(Marzia Giglioli)
C’era una scuola a Chicago dove gli studenti dovevano affrontare una serie di esami molto impegnativi. Se non li superavano, ricevevano come voto un ‘non ancora’. Il messaggio era chiaro: si può raggiungere il traguardo se si è certi di poter arrivare alla conoscenza. È il confronto tra la Growth Mindset (la mentalità di crescita) opposto alla Fixed Mindset (la mentalità rigida) di cui Carol Dweck, docente a Standford, ha scritto decenni fa.
Potremmo adattarla oggi al rapporto tra noi e l’intelligenza artificiale. Una mentalità rigida significa incentrare tutto sui rischi del lavoro cancellato, oppure sulla nostra incapacità di controllo rispetto ad una tenologia ‘troppo avanti a noi’. La mentalità di crescita, invece, ci dice che siamo tutti in grado di imparare cose nuove, di saper cambiare in maniera consapevole, di saper accettare anche i fallimenti, imparando anche da questi.
Serve, probabilmente, una transizione genetica tra i due modi di pensare che dovrebbe non esaurirsi nel solo rapporto tra noi e la nuova tecnologia.
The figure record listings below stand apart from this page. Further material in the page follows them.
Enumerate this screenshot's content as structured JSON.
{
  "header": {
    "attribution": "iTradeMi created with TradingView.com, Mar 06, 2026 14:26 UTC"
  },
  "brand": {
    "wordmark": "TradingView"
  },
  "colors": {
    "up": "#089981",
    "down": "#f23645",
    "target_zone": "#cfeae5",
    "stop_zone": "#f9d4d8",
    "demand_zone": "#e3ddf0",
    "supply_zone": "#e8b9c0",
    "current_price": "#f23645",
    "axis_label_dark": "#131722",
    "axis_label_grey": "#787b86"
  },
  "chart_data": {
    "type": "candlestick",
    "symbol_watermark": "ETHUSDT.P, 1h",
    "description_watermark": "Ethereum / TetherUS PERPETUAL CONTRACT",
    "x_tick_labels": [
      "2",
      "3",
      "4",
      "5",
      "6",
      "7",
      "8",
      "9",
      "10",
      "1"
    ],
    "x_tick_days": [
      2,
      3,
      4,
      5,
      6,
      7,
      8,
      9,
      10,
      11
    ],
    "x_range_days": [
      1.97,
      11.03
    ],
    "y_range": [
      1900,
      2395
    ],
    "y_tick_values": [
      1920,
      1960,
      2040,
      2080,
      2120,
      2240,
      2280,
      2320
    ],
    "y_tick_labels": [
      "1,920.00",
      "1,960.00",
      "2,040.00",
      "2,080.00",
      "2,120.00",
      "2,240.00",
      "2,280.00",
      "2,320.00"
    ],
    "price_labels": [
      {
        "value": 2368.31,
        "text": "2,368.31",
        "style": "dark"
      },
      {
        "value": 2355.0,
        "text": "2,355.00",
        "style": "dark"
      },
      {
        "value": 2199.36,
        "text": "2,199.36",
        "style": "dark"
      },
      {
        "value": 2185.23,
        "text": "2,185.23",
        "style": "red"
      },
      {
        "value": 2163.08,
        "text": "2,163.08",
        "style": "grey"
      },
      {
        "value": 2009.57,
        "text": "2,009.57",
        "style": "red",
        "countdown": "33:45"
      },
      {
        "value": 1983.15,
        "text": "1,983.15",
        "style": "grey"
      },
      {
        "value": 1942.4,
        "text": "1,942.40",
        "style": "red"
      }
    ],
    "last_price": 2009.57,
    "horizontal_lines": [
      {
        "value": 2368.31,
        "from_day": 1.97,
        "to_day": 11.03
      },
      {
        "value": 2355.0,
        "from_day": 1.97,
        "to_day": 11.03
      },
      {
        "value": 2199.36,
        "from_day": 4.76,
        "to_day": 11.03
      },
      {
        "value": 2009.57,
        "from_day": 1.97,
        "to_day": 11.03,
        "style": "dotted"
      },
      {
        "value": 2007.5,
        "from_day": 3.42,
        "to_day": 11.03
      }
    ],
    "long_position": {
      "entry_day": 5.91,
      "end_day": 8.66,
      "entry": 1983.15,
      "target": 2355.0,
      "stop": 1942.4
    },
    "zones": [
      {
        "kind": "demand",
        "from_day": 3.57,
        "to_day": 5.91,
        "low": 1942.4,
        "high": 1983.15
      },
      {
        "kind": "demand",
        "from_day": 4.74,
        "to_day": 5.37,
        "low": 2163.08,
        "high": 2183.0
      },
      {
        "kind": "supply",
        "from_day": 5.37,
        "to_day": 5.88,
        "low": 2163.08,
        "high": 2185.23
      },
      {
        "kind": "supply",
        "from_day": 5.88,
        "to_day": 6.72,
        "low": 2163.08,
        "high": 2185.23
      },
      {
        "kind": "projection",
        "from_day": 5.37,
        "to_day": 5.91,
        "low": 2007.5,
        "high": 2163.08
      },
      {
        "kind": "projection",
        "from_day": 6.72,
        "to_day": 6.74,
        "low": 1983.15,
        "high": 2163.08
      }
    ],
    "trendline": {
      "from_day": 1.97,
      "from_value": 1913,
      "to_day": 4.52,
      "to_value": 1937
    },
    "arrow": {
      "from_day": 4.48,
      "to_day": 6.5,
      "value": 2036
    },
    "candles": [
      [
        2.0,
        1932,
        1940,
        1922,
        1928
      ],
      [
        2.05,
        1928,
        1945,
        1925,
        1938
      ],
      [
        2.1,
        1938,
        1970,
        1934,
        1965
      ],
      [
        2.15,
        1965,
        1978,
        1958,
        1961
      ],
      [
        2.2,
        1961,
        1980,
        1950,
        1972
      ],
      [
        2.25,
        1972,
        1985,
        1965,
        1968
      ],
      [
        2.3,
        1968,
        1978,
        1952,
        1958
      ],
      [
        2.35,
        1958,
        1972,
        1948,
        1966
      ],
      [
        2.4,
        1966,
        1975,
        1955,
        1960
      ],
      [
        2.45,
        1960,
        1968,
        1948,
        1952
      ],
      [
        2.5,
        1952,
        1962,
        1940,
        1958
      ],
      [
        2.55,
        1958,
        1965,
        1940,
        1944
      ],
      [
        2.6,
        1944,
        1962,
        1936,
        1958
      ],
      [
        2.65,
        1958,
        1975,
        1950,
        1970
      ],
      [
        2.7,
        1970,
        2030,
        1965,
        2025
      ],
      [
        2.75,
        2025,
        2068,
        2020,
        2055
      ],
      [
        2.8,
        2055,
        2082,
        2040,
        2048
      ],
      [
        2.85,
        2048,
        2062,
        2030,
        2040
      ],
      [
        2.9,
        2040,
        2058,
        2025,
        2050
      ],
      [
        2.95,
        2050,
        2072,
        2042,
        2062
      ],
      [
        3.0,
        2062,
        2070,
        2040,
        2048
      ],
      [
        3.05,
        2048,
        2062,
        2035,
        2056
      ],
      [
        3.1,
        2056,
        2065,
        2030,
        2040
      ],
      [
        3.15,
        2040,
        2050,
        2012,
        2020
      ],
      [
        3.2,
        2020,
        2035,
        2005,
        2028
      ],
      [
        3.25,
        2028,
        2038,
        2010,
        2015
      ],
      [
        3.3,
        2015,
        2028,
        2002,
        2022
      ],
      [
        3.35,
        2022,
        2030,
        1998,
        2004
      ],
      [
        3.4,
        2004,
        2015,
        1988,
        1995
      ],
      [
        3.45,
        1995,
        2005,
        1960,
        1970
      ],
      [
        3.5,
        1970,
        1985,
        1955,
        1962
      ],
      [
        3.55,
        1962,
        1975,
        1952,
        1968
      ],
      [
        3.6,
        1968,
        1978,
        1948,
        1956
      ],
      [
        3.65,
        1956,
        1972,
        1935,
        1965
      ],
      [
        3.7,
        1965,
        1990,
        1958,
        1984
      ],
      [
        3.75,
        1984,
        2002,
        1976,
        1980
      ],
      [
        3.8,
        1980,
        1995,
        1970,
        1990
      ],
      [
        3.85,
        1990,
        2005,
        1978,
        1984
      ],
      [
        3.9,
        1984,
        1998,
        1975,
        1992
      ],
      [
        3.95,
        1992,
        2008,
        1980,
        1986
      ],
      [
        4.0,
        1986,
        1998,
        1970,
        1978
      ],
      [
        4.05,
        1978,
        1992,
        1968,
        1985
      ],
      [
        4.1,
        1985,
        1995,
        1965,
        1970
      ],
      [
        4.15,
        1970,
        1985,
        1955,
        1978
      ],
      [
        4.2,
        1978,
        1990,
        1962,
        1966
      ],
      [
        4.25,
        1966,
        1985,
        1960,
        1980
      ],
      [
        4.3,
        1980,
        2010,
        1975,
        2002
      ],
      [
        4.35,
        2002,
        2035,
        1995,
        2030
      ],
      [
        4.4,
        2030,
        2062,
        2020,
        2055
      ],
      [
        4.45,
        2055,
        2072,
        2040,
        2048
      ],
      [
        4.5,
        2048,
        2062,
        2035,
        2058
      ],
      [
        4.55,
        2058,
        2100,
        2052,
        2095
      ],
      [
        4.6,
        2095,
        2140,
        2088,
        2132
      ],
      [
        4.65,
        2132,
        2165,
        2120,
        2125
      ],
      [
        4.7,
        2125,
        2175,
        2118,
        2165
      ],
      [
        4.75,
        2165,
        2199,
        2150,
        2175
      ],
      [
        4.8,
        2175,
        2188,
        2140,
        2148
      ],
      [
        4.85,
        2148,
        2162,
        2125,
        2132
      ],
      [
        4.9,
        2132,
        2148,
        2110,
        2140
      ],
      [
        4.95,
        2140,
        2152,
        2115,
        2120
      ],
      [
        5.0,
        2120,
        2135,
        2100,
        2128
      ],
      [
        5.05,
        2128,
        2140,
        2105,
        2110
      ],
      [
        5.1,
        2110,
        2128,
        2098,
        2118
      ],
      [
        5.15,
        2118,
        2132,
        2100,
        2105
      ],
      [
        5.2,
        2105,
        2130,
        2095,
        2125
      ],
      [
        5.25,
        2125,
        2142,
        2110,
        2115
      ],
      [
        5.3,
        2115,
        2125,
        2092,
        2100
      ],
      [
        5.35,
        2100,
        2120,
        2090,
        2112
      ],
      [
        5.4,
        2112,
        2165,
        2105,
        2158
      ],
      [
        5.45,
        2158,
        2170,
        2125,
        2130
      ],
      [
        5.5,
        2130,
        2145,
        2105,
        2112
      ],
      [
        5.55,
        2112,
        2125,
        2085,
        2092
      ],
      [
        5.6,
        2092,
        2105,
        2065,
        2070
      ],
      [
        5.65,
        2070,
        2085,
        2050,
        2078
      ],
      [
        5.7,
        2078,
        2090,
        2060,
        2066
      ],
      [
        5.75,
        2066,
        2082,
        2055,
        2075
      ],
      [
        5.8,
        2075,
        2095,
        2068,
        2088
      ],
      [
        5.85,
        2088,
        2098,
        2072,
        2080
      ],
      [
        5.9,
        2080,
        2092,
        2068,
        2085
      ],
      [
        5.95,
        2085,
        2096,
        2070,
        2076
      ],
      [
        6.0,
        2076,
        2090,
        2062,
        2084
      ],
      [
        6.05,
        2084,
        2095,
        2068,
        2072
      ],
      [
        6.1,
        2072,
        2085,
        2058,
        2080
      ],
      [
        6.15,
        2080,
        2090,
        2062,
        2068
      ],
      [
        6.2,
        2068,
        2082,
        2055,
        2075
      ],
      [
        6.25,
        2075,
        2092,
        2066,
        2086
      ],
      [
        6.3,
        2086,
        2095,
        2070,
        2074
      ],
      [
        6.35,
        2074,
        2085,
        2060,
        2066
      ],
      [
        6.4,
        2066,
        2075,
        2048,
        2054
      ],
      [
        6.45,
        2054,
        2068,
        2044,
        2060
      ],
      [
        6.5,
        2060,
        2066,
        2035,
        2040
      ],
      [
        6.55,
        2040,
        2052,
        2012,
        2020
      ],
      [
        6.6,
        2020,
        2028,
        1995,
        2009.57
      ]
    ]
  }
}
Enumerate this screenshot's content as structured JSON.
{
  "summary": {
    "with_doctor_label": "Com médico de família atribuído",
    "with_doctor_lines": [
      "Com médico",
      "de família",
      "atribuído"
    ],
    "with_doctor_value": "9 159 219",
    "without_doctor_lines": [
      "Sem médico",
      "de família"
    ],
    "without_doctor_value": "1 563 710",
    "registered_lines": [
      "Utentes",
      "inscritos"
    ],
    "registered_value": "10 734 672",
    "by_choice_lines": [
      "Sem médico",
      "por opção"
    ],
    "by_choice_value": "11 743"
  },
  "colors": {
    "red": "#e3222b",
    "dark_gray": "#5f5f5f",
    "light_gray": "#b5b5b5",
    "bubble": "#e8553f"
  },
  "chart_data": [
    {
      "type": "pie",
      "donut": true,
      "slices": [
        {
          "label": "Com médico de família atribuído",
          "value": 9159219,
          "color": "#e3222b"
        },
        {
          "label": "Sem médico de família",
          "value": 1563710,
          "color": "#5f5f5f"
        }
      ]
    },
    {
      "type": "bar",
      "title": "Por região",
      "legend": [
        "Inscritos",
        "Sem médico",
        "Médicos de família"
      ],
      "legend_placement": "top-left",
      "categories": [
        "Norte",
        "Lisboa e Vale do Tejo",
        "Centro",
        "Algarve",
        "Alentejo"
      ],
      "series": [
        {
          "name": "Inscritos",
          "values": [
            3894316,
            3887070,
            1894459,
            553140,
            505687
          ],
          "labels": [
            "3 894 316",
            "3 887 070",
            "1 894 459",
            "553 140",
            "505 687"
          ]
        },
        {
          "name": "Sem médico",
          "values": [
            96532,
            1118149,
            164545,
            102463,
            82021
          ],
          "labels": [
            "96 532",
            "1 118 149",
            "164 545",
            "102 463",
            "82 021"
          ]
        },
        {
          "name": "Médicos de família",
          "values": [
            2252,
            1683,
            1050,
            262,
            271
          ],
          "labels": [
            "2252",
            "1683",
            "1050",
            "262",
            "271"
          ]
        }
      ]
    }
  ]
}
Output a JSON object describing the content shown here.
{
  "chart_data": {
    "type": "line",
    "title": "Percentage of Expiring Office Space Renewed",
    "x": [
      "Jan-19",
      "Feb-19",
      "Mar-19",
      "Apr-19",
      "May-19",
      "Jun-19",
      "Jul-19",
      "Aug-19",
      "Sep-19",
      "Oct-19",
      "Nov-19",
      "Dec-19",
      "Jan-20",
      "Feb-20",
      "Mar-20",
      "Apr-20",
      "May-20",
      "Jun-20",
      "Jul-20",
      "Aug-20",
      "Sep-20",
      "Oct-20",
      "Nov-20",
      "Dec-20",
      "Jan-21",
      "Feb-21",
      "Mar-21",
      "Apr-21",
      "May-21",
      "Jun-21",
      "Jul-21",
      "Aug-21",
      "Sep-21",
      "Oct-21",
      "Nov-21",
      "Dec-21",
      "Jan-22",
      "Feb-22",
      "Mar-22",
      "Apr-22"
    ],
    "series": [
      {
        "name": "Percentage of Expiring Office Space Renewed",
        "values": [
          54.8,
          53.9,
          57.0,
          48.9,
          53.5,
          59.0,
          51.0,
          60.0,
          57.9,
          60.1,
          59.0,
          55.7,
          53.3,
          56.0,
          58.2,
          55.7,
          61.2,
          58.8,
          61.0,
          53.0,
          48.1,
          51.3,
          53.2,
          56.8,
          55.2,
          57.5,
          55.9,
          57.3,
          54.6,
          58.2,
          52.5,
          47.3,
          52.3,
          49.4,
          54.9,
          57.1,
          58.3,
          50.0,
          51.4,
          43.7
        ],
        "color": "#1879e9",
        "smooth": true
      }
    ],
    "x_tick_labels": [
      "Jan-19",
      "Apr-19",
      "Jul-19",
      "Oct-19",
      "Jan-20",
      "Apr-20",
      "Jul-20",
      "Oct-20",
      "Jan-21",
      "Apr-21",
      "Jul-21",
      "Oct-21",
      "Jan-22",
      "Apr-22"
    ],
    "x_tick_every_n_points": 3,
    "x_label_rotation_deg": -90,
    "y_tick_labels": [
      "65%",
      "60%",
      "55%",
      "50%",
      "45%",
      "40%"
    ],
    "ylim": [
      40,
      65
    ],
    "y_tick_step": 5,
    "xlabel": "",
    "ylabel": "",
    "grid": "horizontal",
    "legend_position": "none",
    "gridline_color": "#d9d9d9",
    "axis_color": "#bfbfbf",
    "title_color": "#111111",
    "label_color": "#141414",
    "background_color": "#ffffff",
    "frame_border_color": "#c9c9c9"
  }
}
L’IA, intanto, è dentro la nostra vita, la usiamo quotidianamente molto di più di quanto ne siamo consapevoli, e non c ‘è altra via che imparare ad affrontarla, lasciando indietro il pensare tradizionale. Il che non significa non esaminarne gli aspetti critici, non prevedere gli interventi di salvaguardia del lavoro in quei settori destinati ad essere compromessi, o non fissarne le norme etiche. Significa guardare all’evoluzione tecnologica con occhi diversi, semplicemente perché non possiamo evitarla ma possiamo affrontarla.
Non tutto è prevedibile. La certezza dei prossimi anni sarà l’incertezza. L’errore sarebbe nel non essere vigili e permettere che i linguaggi della rigidità, con tutti i pregiudizi e i modelli culturali chiusi, i settarismi, i razzismi, i pregiudizi di genere possano essere espansi dall’ intelligenza artificiale. Questo sarebbe il fallimento dell’era digitale. Accettare i limiti senza conoscere quale siano i nostri.
(English version)
There was a school in Chicago where students had to take a series of very challenging exams. If they didn’t pass, they received a ‘not yet’ as a grade. The message was clear: you can reach the finish line if you are sure you can reach knowledge. It is the comparison between the Growth Mindset (the growth mentality) versus the Fixed Mindset (the rigid mentality) that Carol Dweck, a professor at Stanford, wrote about decades ago.
We could adapt it today to the relationship between us and artificial intelligence. A rigid mentality means focusing everything on the risks of canceled work, or on our inability to control a technology that is ‘too ahead of us’. The growth mentality, on the other hand, tells us that we are all capable of learning new things, of knowing how to change consciously, of knowing how to accept failures, also learning from them.
We probably need a genetic transition between the two ways of thinking which should not end only in the relationship between us and the new technology.
AI, meanwhile, is inside our lives, we use it every day much more than we are aware of, and there is no other way than to learn to deal with it, leaving traditional thinking behind. Which does not mean not examining the critical aspects, not providing for interventions to safeguard employment in those sectors destined to be compromised, or not establishing the ethical standards. It means looking at technological evolution with different eyes, simply because we cannot avoid it but we can face it.
Not everything is predictable. The certainty of the coming years will be uncertainty. The mistake would be in not being vigilant and allowing the languages of rigidity, with all the prejudices and closed cultural models, sectarianism, racism, gender prejudices to be expanded by artificial intelligence. This would be the failure of the digital age. Accepting limits without knowing what ours are.